Cooking Sadza

A-Maize-Ing: African Food

by Briony Chisholm

Maize meal goes by a plethora of names in Africa, depending on where you are. It is a staple food, eaten in all forms – from smooth and soft to harder and crumbly – and with a wide range of other foods.

Whether you’re eating breakfast, lunch or supper in Africa, there’s a maize dish to accompany it, or form the main part of it!

There are literally hundreds of ways to eat maize meal!

Maize Meal

Planting Corn

Made from white maize (or mielies), maize meal is roughly ground maize. Traditionally it was ground in a mortar and pestle, and cooked in a black pot over an open fire.

These days, it can be bought in a packet at the grocery store, and cooked in a pot on the stove. Or in the microwave, but don’t tell cooking gurus that, they’d be horrified!

If you want to experience truly tasty pap, though, do yourself a favour and try some cooked in a pot over the open fire – it adds a smoky deliciousness that is hard to beat.

Sour Porridge

Making Umvubu

This traditional dish, consists of maize meal (umphokoqo in isiXhosa, impuphu in Zulu) and sour milk (amasi in SA, mukaka wakakora in Zim). It is ideally eaten on hot days, as the cold sour milk cools the crumbly pap.

While many turn their noses up at the thought of eating sour milk, this is not sour milk as we know it. The milk used is whole, not pasteurised, so the ‘sour milk’ is actually more like yoghurt – delicious.

This dish is eaten throughout southern Africa and is called different things by different people, like Umvubu in isiXhosa or Bogobe ba ting (or just ting) in Setswana, also often made with sorghum.

Chakalaka

Chakalaka
A hot and spicy vegetable ‘sauce’ that is often served with mielie pap, this is a South African favourite. Recipes differ from area to area, and family to family.

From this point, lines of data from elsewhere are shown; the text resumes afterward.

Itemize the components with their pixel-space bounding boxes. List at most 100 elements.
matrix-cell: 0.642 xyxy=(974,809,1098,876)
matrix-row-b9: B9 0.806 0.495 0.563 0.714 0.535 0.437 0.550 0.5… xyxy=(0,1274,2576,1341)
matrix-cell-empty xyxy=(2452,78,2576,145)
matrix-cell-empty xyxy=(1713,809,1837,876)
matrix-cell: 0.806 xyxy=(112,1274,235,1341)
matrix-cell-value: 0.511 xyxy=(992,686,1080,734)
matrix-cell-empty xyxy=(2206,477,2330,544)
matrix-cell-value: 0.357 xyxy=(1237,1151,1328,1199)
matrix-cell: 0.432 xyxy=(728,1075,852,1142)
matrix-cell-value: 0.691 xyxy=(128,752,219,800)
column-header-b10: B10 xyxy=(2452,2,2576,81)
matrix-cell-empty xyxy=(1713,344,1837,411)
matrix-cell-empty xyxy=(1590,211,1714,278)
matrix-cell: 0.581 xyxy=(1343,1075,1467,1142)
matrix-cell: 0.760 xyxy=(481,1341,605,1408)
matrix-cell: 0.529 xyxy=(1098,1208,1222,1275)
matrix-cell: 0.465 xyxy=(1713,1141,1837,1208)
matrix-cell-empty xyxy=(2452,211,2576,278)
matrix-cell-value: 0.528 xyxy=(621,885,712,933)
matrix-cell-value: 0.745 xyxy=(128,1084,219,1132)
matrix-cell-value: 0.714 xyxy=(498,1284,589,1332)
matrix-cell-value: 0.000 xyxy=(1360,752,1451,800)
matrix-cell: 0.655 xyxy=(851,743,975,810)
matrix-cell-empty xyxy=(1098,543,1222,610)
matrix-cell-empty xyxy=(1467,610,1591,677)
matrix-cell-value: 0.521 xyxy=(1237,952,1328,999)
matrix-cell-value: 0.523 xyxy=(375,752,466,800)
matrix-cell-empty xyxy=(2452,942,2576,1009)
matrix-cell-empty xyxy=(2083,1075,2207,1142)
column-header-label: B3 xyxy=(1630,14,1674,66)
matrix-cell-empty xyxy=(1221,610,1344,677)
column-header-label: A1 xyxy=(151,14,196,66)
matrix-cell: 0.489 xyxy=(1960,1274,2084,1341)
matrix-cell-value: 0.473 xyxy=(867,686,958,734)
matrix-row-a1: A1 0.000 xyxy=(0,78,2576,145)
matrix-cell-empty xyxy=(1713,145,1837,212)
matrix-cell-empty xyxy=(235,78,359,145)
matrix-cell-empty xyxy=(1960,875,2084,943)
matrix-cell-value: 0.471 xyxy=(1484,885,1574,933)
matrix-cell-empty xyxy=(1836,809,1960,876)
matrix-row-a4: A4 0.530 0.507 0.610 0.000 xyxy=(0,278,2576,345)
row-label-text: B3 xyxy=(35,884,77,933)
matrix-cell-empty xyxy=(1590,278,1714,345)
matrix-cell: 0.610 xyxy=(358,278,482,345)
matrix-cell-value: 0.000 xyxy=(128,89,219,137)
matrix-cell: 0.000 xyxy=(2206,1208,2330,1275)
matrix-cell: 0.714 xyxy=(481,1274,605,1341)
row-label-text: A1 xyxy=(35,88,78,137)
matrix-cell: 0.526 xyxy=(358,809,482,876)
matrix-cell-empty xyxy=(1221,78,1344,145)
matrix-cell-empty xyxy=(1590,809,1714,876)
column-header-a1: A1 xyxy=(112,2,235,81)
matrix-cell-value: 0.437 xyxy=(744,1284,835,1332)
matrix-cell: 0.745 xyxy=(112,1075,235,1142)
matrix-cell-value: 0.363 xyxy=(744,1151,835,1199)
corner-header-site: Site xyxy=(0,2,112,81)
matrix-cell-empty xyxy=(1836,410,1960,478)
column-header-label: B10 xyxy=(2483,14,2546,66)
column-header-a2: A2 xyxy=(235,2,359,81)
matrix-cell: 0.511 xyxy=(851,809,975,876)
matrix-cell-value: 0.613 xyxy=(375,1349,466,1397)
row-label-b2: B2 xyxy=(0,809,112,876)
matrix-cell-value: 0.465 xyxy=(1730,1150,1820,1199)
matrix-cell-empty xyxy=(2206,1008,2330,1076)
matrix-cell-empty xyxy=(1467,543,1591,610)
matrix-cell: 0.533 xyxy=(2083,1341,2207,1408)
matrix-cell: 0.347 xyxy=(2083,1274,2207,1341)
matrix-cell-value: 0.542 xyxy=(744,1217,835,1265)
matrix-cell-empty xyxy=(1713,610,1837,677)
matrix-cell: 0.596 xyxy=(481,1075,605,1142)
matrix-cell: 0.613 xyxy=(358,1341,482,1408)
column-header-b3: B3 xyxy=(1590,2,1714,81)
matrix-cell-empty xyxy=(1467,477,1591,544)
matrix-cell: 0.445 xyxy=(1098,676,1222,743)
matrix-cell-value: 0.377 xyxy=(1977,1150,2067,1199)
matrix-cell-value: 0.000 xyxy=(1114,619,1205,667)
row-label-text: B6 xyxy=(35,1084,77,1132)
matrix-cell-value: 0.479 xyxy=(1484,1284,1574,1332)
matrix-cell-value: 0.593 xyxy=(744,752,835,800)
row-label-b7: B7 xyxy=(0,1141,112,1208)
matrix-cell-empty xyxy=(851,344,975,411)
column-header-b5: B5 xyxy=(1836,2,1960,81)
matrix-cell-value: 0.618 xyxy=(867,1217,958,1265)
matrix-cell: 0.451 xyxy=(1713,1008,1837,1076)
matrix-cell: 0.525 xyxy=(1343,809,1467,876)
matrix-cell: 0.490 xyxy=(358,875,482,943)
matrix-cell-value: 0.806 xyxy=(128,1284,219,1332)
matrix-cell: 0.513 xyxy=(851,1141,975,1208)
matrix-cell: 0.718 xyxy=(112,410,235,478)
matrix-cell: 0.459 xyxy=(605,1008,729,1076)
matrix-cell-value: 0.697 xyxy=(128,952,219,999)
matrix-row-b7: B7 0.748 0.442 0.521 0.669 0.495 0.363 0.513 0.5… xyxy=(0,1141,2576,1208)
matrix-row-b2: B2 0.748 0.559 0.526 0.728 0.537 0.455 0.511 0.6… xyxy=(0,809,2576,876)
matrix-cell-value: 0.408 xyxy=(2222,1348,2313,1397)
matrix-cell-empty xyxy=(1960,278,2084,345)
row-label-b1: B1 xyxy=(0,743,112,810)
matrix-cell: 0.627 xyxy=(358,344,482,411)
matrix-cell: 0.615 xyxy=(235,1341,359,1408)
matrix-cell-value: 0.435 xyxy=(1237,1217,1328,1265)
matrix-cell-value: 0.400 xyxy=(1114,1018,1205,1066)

Basic ingredients include onion, garlic, tomato, chillis and curry powder. Some people add beans (often, a tin of baked beans), carrots, cabbage, or other vegetables. 

Eat up!
Traditionally, the maize meal is rolled into balls with the hands, and dipped into the chakalaka. The simple, clear taste of the maize meal is the perfect accompaniment for the spiciness of the chakalaka. Basically, it's a vegetable-filled-tomato-stew-taste-explosion.

Chakalaka is one of those dishes for which each family has a slightly different recipe, which is handed down from generation to generation.

Shisa Nyama

Braai

Africa loves meat. Meat – be it chicken, beef, goat, or sausage (boerewors) – is best cooked over an open fire a.k.a. braai or barbecue. Once cooked, it is served with a portion of pap, liberally doused in sauce like chakalaka or smoor.

The cooking of the meat is a social occasion, with families and friends gathering around the fire. There are plenty of street vendors selling shisa nyama throughout southern Africa and numerous restaurants.

These are some of our favourites, where you pick your meat and hang out with friends, while it’s cooked for you:

Roadrunner

Garwe Roadrunner

Yip, you read right, Roadrunner Stew. This Zimbabwean favourite is made from free-range (i.e. runs around the yard) chicken, thus the roadrunner title.

The dish combines onion, garlic, paprika and chilli. Served with sadza, this spicy tomato chicken stew will leave you mopping up the sauces with your sadza and then licking your fingers and asking for more. 

Where To Eat Roadrunner

Matapa

Mozambique Fishermen

Mozambique is known for its miles of pristine white beaches, framed with palm trees overlooking the warm, azure Indian Ocean. Added to this paradise, is the bonus of delicious seafood that lands straight on your plate from the sea.

A side dish often served with the seafood (and xima, Mozambique’s version of pap), is matapa. Made with finely ground cassava leaves, peanuts, garlic and coconut milk, it’s creamy and delicious, especially soaked into xima, with fresh shrimp!